The poet, critic, and fiction writer Anis Shevani says there’s little cross-over between the worlds of the Big Six and the independent presses. “Small press writing is closely allied with the vast creative writing establishment,” Shevani says. “It's a self-sufficient world unto itself, and the reward there is not being picked up by a big publisher but tenure and job security within the academic world.”

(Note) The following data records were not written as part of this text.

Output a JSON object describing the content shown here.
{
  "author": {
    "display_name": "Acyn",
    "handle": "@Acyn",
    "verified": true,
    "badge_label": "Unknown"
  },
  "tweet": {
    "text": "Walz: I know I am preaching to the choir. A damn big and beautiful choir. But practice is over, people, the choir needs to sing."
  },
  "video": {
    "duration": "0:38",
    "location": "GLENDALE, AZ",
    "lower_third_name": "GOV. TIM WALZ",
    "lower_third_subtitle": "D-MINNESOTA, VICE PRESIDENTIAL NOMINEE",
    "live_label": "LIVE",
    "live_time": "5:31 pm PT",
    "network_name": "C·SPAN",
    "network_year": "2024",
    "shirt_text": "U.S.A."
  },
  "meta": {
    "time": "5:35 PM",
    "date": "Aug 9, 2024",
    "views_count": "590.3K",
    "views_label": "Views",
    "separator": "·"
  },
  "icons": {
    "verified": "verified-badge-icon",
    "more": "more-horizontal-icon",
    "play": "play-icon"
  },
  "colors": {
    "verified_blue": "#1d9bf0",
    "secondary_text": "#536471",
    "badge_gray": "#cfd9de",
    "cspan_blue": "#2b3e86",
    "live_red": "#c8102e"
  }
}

Abdicating market share to ankle-biters is a notoriously poor business strategy for an oligarchic industry like publishing. Clayton Christensen’s business classic The Innovators’ Dilemma describes how relinquishing market share of unprofitable sectors of an industry (such as literary fiction) can have disastrous long-term consequences: namely that those efficient ankle-biters eventually gobble up the rest of the market too. But there’s an artistic price to pay for a splashy debut. A large advance can hinder a first-time novelist. Heidi Julavits, who earned a reported half-million dollars for her first novel The Mineral Palace says that, “on the plus side, I could quit my waitressing job. On the minus side, a person doesn't want to be famous for a book advance. A person wants to be famous for a book.”

However, there are other ways to foster innovation. The Big Six could borrow a page from Silicon Valley and undercut the indies by mentoring writers in exchange for a share of future profits. (M.F.A. programs or literary agents could try this too.) Investing in a career could help launch it into the stratosphere.

In the end, the size of the publisher doesn’t matter a whole lot. Blake Butler has published both within and outside the Big Six. ”The nature of the venue isn't what's important beyond marketing weight and visibility, both of which are nice if you're into those kinds of things,” Butler says. He values his relationship with his editor because it has helped his creativity. “The rest is wrapping.”